The pay cut comes on the wage index side of the formula. I'm not going to talk here about why this was done, because it makes my head hurt and involves much technical Medicare mumbo-jumbo. Basically, the wage index is the somewhat stable side of the formula. Yes, it changes every year, but most of the time you are look at a tenth of a percent here or there. Every once in a while a few counties across the nation get a major increase or decrease when Medicare determines that they are now metro areas or are no longer considered metro areas, but overall not much changes on the wage index side. This year, Medicare decided to totally phase out the "hospice wage index" and move hospices to the "hospital wage index". Again, for reasons I don't care to explain and you probably don't care to understand, there were significant differences in the two wage indexes. In fact, the differences are so large, that they are going to allow this transition to be phased in over a three year period to ease the pain. According to Medicare, the average hospice's pain will be a 1.1% decrease this year. Some are in much more trouble than that.

Again, to do the simple math. Hospices got a 3.6% raise because the cost of living has increased. It is a much needed raise. Then they took away 1.1% of the raise. Instead of the $103.60 a day, hospices will only get $102.50. Is that better than the $100? Yes. Is it enough? No.

My employee's health insurance premiums rose 12% this year. The cost of gas, which is a huge expense for my employees at our rural hospice, has dang near doubled this year. Last but not least, those saints that show up every day and provide excellent care to dying people and their families deserve at least a nominal pay raise each year. Now, when you look at salaries, benefits, and mileage, you are looking at around 80% of a hospices expenses. Where do you propose I skimp next year?

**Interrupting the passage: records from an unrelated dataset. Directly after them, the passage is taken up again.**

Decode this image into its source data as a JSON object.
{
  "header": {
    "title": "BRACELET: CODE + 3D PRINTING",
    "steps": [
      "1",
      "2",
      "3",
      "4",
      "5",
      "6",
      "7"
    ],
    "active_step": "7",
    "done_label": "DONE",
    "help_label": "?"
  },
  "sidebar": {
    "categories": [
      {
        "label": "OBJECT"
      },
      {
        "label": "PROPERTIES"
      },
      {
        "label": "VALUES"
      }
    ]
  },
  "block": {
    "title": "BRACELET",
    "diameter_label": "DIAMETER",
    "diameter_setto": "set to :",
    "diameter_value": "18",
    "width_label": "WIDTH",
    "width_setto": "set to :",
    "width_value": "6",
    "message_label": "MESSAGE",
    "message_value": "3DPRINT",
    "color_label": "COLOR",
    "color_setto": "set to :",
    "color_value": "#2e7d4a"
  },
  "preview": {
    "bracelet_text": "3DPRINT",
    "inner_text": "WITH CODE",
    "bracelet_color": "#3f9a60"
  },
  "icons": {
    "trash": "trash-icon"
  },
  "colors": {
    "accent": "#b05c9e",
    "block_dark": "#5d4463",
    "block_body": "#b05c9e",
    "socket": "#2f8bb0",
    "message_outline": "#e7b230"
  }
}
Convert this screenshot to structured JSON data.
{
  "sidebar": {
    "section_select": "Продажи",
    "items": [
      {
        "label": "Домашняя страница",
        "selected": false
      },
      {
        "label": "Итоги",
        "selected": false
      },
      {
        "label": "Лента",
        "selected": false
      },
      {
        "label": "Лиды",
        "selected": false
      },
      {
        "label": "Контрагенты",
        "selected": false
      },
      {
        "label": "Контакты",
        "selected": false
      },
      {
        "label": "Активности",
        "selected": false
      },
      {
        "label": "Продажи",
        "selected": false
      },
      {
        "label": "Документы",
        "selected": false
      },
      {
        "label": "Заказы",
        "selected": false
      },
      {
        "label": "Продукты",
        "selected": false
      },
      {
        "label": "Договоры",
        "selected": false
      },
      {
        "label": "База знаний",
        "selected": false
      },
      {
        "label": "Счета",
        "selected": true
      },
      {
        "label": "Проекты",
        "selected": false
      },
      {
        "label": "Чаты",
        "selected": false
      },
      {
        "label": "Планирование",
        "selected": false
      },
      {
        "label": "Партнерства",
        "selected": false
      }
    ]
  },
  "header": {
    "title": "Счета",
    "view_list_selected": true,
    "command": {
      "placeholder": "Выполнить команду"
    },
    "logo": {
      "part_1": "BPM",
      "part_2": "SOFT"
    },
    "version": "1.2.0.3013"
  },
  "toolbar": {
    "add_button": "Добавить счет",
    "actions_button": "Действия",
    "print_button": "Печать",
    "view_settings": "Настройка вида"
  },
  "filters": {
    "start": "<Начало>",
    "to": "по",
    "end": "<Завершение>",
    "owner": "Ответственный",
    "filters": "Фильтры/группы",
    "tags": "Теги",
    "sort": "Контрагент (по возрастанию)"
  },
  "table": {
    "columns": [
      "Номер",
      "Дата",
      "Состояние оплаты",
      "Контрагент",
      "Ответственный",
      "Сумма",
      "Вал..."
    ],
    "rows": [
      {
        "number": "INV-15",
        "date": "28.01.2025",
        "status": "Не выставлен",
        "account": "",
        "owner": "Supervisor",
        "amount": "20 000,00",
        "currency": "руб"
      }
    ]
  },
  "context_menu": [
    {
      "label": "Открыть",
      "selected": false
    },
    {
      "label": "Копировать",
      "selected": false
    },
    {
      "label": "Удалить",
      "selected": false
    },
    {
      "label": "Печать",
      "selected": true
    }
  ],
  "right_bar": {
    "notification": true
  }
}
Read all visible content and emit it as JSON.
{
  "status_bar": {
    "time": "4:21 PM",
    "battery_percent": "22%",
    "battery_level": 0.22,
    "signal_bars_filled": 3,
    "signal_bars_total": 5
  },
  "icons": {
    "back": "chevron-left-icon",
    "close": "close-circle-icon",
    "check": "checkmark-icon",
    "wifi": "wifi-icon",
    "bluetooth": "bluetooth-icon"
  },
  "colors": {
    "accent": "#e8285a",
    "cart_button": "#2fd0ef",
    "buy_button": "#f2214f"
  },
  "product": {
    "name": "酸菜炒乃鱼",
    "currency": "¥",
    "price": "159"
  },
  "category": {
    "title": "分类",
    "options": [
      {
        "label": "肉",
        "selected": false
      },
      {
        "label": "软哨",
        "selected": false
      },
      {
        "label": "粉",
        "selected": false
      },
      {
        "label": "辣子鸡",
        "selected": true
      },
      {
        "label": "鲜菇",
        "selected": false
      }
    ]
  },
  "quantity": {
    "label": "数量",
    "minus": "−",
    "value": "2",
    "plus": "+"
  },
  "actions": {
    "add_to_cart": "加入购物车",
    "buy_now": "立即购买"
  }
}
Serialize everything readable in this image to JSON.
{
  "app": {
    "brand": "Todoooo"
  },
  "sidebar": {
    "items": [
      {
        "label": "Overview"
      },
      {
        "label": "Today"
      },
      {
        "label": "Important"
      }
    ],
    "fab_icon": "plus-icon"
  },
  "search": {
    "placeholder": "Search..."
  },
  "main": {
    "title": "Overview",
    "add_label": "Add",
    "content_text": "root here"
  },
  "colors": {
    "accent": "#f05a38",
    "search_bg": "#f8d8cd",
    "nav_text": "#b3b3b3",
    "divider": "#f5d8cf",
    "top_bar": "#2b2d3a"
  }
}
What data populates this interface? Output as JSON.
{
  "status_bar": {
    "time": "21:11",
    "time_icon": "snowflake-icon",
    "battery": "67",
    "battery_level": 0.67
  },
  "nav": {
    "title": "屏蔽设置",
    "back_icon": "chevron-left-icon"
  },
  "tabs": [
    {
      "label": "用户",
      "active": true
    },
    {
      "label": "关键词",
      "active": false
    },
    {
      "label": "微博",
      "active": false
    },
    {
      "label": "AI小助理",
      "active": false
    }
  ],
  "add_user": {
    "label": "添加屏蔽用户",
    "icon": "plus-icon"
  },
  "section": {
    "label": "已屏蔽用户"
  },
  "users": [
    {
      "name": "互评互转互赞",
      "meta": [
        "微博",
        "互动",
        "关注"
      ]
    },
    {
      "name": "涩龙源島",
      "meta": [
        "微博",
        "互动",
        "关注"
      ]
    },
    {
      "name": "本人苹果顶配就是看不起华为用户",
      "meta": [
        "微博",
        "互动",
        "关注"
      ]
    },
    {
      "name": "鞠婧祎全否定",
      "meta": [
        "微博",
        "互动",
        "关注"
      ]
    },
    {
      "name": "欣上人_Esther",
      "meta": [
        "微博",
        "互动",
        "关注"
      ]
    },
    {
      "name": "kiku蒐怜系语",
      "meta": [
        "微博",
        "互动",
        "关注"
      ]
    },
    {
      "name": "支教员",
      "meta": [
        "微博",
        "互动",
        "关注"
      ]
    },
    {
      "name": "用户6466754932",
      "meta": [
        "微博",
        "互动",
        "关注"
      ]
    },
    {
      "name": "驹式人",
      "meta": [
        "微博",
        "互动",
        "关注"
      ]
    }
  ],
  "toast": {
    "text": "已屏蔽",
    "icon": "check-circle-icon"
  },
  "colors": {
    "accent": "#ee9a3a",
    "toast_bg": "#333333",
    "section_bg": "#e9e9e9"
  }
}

According to the government the average hospice makes a profit of 3.4%. At the same time, the three year effect of this wage index change is 4.8% for the average hospice. (Both numbers are from NHPCO communications.) That math doesn't work in the best of times, and these are not the best of times. Medicare has already established new rules to govern hospice care, and those rules will not be cheap to implement. Those rules are going to cut out some of the 3.4% profit. This new wage index change will take all the wind out of many hospice's sails.

Make no mistake, some hospices are going to go out of business unless something changes. I just don't see any way around it. Those that survive will most likely have to change the way they provide care. Since hospice saves Medicare money and is the most popular benefit Medicare has going, why in the world are they going to force us to either change or die? I'll have to let you answer that question yourself. I can't write an answer without sounding like some guy who is going to show up at the capitol building with a torch and a pitchfork.